Wall Street is full of old saws. There is one for just about every occasion, including when it’s finally time to take advantage of this current bear market and buy.

And one you’re going to hear over and over soon is “stock market capitulation.”

Let’s talk about one of the most hotly debated phrases on Wall Street – one people want to see at the end of bear markets…

What Is Stock Market Capitulation?

Capitulation is the final selling in a bear market where even the most ardent bulls give up.

They stop trying to pick the bottom while emotions everywhere run so high that people want to sell everything without regard to price.

“Just get me out!”

We can tell when the market experiences capitulation because prices of just about every stock tumble together on soaring volume.

It’s essentially a stampede through the exit doors, and as you can imagine, those exit doors are not wide enough to let everyone through at the same time.

Prices drop quickly and they drop hard as supply swamps demand.

But just because everyone has given up on the market does not necessarily mean it is time to buy. Stocks can languish at low levels for weeks and months before a new bull market can begin. That’s why we call it capitulation. People have simply given up on stocks. They’ve given up trying to pick the bottom or trying to buy at a discount. They are out.

Still, capitulation is usually necessary for a bear market to end. It creates the environment where the market can lick its wounds, rest for a while, and then, when few people are looking, start to pull itself back up.

Of course, the question you’re now asking is whether we’ve seen capitulation yet.

Here’s what to make of it.

What Comes Next for Stocks

After a 30% decline in the market since just Feb. 19, it sure looks tempting to buy what appear to be cheap stocks. After all, if you had your eye on a stock when it was trading at $50 per share, wouldn’t it look special at a price of $35?

And if it is time to buy, do we – here come a few expressions – nibble or back up the truck? In other words, even if we think that it is time to buy, do we start with small purchases, or do we fill up our portfolios in one fell swoop?
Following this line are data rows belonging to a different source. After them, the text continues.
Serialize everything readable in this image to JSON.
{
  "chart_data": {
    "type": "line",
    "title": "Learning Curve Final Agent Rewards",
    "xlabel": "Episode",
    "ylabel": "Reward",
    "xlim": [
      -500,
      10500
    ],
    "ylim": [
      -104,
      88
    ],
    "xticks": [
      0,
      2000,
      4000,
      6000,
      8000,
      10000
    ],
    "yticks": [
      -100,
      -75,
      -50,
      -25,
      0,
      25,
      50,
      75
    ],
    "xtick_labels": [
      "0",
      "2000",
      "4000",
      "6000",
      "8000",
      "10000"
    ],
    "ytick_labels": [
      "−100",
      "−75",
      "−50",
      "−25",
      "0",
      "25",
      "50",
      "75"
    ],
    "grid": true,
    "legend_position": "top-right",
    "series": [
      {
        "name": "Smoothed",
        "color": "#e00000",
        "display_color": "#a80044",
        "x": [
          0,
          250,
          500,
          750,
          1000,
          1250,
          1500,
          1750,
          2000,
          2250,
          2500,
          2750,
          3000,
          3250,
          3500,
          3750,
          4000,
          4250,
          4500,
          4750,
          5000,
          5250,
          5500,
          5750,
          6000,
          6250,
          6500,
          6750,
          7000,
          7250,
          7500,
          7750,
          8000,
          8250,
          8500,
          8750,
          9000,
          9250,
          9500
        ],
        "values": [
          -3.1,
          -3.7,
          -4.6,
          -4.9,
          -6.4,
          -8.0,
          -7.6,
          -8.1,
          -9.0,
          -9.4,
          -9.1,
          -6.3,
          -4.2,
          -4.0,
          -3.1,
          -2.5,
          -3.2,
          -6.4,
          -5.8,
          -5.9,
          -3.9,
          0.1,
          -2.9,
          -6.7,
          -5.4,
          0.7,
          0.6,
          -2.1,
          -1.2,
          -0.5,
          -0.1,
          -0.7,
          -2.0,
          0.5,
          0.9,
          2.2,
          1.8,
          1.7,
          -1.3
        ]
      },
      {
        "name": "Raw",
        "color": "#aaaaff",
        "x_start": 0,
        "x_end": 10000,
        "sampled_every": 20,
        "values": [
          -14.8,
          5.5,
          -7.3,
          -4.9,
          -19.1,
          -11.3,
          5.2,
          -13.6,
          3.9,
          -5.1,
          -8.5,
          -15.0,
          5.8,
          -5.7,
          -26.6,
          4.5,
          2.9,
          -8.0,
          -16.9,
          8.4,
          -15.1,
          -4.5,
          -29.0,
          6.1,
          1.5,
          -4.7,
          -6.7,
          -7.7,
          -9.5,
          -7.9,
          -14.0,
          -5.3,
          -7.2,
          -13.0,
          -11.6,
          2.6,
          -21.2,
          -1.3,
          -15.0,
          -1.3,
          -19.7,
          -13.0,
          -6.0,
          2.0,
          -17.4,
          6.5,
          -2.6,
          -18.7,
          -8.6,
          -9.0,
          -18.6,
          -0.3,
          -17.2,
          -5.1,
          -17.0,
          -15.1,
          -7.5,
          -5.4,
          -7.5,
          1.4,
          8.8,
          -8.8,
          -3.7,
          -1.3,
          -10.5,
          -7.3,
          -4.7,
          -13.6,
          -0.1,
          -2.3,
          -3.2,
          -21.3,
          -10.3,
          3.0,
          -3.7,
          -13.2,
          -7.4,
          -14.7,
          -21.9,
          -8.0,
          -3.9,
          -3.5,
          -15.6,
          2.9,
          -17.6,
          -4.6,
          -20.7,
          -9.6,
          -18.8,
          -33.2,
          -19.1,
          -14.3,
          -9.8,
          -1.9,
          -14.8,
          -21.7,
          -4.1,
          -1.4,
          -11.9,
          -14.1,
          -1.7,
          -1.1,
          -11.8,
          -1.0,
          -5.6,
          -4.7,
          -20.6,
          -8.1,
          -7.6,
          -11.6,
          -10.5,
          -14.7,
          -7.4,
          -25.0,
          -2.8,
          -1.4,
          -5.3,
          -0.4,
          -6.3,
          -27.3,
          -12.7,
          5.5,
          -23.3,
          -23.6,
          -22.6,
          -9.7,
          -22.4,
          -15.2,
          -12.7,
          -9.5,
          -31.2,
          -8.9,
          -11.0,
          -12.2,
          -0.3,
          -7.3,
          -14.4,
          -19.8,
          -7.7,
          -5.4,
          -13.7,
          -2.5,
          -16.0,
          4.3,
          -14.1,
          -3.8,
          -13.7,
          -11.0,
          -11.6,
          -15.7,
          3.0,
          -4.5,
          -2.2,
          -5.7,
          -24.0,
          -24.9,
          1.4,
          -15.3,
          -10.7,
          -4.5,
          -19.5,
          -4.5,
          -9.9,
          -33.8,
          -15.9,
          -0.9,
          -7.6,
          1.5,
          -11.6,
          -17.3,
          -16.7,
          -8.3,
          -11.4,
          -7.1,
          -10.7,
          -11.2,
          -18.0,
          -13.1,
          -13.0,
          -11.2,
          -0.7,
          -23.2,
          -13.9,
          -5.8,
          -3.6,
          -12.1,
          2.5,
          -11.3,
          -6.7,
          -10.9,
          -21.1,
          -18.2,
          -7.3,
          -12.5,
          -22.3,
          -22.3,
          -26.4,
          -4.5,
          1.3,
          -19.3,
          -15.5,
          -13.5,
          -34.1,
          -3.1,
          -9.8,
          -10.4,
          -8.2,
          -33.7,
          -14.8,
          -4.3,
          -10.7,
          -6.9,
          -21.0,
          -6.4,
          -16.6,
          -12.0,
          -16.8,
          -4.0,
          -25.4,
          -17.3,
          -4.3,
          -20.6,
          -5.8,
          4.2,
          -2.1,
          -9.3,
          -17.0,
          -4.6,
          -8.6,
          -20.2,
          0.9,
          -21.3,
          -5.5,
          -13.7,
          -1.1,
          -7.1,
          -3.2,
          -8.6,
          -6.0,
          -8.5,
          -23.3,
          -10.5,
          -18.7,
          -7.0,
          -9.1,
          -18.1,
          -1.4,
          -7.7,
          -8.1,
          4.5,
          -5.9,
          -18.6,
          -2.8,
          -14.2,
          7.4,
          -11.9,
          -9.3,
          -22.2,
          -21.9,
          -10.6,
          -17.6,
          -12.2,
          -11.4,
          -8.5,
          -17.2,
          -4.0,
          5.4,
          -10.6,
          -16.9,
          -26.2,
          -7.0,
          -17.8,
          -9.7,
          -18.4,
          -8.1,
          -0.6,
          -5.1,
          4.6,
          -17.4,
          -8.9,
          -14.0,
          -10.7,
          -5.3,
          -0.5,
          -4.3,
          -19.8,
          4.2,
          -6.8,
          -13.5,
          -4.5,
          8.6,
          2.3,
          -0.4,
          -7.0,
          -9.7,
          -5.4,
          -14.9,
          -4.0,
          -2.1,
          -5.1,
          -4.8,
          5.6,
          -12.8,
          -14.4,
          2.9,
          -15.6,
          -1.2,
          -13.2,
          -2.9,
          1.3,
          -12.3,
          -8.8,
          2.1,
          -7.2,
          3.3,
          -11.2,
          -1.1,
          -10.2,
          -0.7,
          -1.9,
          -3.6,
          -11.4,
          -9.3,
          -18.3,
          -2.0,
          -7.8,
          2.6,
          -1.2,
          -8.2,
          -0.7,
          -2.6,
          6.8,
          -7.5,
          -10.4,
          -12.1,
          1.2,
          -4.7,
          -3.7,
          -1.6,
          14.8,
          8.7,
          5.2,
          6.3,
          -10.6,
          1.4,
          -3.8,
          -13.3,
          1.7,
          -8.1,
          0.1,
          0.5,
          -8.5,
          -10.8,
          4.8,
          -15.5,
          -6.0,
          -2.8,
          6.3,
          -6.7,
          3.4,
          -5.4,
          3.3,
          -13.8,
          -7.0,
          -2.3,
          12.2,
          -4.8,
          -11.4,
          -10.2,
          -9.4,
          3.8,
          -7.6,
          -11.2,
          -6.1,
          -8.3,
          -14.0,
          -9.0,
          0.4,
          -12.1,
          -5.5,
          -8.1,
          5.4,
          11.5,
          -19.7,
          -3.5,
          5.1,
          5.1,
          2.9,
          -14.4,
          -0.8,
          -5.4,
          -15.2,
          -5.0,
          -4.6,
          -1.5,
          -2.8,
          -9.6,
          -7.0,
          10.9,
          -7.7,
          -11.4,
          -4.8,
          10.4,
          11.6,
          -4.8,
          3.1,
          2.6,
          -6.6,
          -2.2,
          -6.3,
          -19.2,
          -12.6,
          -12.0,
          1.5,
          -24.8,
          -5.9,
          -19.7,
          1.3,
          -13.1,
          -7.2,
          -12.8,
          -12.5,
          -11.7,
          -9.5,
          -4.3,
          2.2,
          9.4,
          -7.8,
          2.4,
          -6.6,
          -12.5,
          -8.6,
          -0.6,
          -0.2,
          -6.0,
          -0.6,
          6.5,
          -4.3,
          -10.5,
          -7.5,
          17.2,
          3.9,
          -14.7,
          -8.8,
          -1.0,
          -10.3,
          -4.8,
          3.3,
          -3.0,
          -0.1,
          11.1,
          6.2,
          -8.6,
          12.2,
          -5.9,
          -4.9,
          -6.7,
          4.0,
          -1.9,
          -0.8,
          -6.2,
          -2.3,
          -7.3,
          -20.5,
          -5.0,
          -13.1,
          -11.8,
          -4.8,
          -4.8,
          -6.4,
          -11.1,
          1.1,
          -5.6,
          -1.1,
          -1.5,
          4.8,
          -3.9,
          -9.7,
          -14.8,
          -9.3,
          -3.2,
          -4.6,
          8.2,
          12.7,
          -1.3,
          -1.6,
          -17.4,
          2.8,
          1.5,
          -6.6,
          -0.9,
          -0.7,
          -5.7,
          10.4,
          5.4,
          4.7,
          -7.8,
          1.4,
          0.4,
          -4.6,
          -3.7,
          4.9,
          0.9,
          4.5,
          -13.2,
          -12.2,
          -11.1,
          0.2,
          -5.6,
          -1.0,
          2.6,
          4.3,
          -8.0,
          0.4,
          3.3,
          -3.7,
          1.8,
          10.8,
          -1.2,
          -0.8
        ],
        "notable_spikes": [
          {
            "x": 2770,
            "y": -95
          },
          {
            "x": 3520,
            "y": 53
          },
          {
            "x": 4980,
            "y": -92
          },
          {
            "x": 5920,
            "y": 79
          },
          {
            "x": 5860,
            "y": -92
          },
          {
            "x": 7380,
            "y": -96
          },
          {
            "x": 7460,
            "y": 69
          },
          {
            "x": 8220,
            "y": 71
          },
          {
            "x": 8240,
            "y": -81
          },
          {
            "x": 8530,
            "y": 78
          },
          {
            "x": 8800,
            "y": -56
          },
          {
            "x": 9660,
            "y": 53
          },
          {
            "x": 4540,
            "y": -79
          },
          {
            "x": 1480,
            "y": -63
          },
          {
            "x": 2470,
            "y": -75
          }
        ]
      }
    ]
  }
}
The most important thing is to not confuse low-priced with cheap. Low prices can go even lower, and some companies have those low prices because they will not come out of this bear market alive. Their businesses will be decimated and never regain their customers.

With that in mind, there are several ways to plan your next move, including the most dangerous one of saying that stocks are cheap enough to buy, buy, buy. That’s the proverbial “backing up the truck.” Timing the end of a bear market, let alone one that had volatility for the record books, is a dangerous game.

What we want to see is more days like Tuesday, when stocks rallied across the board and with heavy volume. Of course, an 11% rally like we saw in the Dow Jones Industrial Average is probably not going to happen again, but a steady inflow on money back into the market would go a long way to establishing a true bottom.

One other way to go is to take smaller bites in a market that has already shown capitulation but has not really established any sort of bullish trend.

For example, if you buy a little now, don’t be surprised if your stocks fall some more before actually bottoming. But because you only committed a small portion of your capital, you have plenty in reserve to buy more stocks at even lower prices.

And if the market goes right up after you buy, then you will at least have a foot in the door for the next bull market. You can then add to your positions as the rally progresses.

Money Morning Capital Wave Strategist Shah Gilani suggests such a method of easing back into the market. In fact, it involves “dollar-cost averaging,” meaning you might buy some stocks too soon and others a little bit after the bottom, but your overall portfolio will likely be centered close the actual bottom.

And you will be very happy a year or two down the road.